Your physical therapist will work with you to:
Reduce Pain and Swelling. If repetitive activities have caused the knee bursitis, your physical therapist will help you understand how to avoid or modify the activities to allow healing to begin. Your physical therapist may use different types of treatments and electrothermal modalities (machines that use heat, light, or sound to reduce swelling and pain) to control and reduce your pain and swelling.
Improve Motion. Your physical therapist will choose specific activities and treatments to help restore normal movement in the knee and leg. These might begin with “passive” motions that the therapist performs for you to gently move your knee joint, and progress to active exercises and stretches that you do yourself.
Improve Flexibility. Your physical therapist will determine if any of your leg muscles are tight, start helping you to stretch them, and teaching you how to stretch them on your own.
Improve Strength. If your physical therapist finds any weak or injured leg muscles, your therapist will choose and teach you the correct exercises and equipment to steadily restore your strength and agility.
Improve Endurance. Restoring your leg’s muscular endurance is important after an injury. Your physical therapist will develop a program of activities to help you regain the endurance that you had before the injury, so you can return to doing the things you like to do.
Improve Balance. Regaining your sense of balance is important after an injury. Your physical therapist will teach you exercises to improve your balance skills.
Restore Agility. Speed and accuracy of leg movement is important in athletics. Your physical therapist will help you regain these skills in preparation for a return to sports activities.

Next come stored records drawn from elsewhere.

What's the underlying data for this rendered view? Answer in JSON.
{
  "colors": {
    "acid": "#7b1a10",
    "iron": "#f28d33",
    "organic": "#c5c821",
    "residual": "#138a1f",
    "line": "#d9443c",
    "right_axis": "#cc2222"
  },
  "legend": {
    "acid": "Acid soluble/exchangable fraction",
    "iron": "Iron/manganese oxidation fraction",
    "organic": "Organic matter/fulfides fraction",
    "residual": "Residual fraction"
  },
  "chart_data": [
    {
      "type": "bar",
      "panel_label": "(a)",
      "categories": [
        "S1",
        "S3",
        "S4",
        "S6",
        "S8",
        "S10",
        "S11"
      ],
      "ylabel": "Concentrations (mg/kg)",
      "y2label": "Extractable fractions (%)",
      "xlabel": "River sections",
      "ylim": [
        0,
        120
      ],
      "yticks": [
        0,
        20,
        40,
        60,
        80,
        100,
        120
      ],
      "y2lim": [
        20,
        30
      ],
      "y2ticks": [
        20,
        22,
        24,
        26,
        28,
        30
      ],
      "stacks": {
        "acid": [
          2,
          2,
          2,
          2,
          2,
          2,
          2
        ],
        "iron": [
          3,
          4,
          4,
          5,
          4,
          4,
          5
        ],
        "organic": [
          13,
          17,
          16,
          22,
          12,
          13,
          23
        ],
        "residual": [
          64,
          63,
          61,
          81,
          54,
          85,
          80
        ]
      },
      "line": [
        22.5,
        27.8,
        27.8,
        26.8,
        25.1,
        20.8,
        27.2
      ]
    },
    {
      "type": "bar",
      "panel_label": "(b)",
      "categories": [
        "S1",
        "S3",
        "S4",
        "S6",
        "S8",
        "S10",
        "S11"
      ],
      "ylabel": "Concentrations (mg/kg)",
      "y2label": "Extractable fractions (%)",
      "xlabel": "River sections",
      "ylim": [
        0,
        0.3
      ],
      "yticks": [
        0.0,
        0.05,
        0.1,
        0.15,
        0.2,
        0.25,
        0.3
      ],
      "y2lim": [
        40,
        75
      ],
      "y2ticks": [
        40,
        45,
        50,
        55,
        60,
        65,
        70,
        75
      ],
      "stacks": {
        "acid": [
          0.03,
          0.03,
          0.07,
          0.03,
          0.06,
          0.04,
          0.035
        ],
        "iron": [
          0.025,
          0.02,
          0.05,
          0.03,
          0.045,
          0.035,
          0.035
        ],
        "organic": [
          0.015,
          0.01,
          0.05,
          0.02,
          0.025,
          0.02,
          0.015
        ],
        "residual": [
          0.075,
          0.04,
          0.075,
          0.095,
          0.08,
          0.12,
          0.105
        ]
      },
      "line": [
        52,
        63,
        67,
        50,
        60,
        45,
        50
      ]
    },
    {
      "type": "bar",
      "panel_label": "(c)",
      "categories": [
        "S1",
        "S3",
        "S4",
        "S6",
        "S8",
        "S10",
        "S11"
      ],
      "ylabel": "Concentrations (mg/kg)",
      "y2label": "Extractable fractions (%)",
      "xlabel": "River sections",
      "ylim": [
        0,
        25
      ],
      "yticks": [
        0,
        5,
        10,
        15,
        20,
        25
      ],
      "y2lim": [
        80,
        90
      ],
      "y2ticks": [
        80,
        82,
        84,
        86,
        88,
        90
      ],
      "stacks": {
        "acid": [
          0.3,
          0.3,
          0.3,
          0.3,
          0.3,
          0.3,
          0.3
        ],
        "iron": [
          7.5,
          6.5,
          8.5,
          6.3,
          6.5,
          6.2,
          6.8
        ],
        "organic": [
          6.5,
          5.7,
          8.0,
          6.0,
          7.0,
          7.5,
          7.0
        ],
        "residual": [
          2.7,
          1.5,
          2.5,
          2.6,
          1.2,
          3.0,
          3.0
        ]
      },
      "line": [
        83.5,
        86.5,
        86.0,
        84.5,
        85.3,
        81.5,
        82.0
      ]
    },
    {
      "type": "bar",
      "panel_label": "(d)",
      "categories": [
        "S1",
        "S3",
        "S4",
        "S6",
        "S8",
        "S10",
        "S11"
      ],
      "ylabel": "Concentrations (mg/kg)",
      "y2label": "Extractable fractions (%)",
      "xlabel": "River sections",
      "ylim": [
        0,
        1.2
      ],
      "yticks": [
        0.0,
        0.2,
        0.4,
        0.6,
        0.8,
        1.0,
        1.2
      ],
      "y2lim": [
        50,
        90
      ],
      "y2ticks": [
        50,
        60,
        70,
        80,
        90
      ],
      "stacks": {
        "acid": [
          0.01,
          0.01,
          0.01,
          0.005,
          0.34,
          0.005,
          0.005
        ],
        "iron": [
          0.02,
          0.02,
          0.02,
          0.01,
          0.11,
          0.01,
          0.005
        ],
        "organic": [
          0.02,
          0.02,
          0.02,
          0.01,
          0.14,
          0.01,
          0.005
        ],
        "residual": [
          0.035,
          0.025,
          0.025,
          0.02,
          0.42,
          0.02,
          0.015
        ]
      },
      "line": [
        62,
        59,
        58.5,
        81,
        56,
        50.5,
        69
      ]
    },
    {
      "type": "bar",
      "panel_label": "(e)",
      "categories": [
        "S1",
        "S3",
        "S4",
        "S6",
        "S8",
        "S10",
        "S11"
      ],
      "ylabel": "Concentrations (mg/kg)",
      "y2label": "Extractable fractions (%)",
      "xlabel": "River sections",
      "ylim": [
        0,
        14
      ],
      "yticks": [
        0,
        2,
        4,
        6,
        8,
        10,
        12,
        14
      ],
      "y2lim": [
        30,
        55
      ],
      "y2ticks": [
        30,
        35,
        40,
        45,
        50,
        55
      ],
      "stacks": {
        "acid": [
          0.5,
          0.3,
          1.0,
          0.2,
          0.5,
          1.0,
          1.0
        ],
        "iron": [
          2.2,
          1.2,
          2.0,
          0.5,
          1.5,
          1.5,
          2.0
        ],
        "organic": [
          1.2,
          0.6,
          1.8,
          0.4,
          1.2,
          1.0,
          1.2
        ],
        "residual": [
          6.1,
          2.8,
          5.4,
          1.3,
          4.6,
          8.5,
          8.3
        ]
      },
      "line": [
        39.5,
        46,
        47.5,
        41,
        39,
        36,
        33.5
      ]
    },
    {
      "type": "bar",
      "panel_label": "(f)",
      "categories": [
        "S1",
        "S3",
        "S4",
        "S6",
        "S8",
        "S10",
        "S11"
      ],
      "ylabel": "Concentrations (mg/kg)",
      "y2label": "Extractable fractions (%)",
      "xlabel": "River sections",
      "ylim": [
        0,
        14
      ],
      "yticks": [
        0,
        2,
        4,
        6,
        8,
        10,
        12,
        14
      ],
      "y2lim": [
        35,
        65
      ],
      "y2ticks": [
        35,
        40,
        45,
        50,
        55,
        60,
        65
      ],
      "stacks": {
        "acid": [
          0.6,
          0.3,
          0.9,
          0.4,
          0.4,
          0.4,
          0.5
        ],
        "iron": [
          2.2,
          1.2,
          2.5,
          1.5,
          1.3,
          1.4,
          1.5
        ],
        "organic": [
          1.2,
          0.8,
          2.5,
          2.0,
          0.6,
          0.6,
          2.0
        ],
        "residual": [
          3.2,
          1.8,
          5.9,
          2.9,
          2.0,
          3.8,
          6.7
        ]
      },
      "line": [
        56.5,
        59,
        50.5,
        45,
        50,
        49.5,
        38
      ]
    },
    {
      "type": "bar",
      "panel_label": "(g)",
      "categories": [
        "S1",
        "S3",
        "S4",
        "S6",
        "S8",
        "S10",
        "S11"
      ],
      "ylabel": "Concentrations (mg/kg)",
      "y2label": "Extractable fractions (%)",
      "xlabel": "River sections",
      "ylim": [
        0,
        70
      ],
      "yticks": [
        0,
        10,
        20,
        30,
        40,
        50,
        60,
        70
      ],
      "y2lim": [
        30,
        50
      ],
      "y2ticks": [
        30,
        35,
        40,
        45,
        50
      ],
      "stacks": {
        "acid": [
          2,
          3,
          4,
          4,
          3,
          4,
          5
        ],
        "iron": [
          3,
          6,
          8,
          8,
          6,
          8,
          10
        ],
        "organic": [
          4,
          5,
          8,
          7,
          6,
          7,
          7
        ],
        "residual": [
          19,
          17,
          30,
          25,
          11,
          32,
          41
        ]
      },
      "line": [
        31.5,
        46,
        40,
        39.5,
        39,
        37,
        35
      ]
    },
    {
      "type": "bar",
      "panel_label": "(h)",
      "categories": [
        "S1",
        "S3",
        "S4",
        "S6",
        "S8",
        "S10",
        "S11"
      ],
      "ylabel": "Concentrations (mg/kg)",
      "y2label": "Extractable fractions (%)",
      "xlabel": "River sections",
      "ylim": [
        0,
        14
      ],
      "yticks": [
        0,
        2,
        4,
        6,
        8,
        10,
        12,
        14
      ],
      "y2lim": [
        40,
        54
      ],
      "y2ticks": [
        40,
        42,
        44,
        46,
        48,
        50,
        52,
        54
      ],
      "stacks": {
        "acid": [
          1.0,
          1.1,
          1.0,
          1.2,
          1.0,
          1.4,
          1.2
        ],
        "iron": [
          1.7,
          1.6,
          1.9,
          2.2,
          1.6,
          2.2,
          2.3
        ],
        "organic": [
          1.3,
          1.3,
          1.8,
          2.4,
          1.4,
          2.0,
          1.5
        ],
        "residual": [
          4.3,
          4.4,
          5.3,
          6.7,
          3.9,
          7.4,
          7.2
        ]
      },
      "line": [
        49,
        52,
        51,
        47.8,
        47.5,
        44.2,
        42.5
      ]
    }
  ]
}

Learn a Home Program. Your physical therapist will teach you strengthening and stretching exercises to perform at home. These exercises will be specific for your needs; if you do them as prescribed by your physical therapist, you can speed your recovery.
Return to Activities. Your physical therapist will discuss your activity goals with you and use them to set your work, sport, and home-life recovery goals. Your treatment program will help you reach your goals in the safest, fastest, and most effective way possible. Your physical therapist will teach you exercises, work retraining activities, and sport-specific techniques and drills to help you achieve your goals.
Speed Recovery Time. Your physical therapist is trained and experienced in choosing the best treatments and exercises to help you safely heal, return to your normal lifestyle, and reach your goals faster than you are likely to do on your own.
If Surgery Is Necessary
Surgery is not commonly required for knee bursitis. But if surgery is needed, you will follow a recovery program over several weeks, guided by your physical therapist. Your physical therapist will help you minimize swelling and pain, regain motion and strength, and return to normal activities in the safest and speediest manner possible.